As it is, the House is poised to approve the administration's proposed rules, while the Senate is likely to pass legislation that would provide more protections for the accused. Dissident Republicans led by Sens. John McCain (Ariz.), Lindsey Graham (S.C.), and John Warner (Va.) object to the admission of hearsay and coerced testimony, and they insist defendants should see all the evidence against them.

Hearsay, testimony based not on direct knowledge but on secondhand reports or rumor, is generally inadmissible in civilian and military courts (though there are exceptions) because it's considered unreliable and cannot be rebutted by cross-examination of the original source. The Bush plan would allow hearsay whenever the presiding officer thinks it is probative and reliable. The same standard would apply to evidence obtained through coercion, which is usually seen as suspect because someone under physical duress tends to say what he thinks the interrogator wants to hear, whether or not it's true.

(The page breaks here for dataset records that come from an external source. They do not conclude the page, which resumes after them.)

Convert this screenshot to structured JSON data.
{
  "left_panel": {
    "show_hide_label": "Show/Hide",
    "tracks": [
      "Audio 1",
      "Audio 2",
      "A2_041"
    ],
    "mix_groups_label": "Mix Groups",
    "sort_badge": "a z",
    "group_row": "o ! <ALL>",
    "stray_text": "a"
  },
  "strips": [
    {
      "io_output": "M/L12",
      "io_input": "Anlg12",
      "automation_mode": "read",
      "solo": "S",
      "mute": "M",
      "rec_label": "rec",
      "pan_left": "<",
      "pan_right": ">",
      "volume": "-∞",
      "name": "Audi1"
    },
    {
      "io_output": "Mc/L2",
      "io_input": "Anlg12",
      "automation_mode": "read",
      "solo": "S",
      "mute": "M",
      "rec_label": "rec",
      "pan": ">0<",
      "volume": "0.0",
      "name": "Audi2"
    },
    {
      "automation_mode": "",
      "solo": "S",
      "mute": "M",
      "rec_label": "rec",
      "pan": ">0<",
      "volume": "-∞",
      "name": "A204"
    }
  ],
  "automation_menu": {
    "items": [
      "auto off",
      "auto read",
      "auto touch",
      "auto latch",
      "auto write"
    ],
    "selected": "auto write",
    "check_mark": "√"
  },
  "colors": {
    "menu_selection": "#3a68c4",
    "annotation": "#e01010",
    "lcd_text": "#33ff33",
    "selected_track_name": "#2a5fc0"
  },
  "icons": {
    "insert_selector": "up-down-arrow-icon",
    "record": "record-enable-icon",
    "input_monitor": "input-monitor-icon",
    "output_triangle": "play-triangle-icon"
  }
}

The combination of these two rules compounds the threat to a fair trial. Suppose a prosecutor tries to present a statement from a prisoner subjected to "tough techniques"–which might include methods like sleep deprivation, uncomfortable temperatures, and simulated drowning–who claimed he heard that the defendant underwent weapons training at an Al Qaeda camp.

The aspect of the president's plan that has aroused the strongest objections from congressional critics and military lawyers, including the judge advocate general of each service, is that it allows a defendant to be convicted based on classified evidence he never sees, compromising a fundamental procedural safeguard that predates the Constitution. "'Trust us, you're guilty, we're going to execute you, but we can't tell you why'?" says Graham. "That's not going to pass muster; that's not necessary."

Instead of fuming at critics like Graham, the president should be thankful for their efforts to correct the most glaring deficiencies in his tribunal plan. Justice Anthony Kennedy, who is apt to provide the swing vote in future Supreme Court cases dealing with the tribunals, stated repeatedly in his Hamdan concurrence that whatever rules Congress approves have to conform with the Constitution, suggesting the Court may be receptive to due process challenges.

Beyond the constitutional issues, there's no point to proceedings that will be perceived as show trials with foregone conclusions instead of honest efforts to arrive at the truth. Members of Congress might have told the president that back in 2001, if he'd been willing to listen.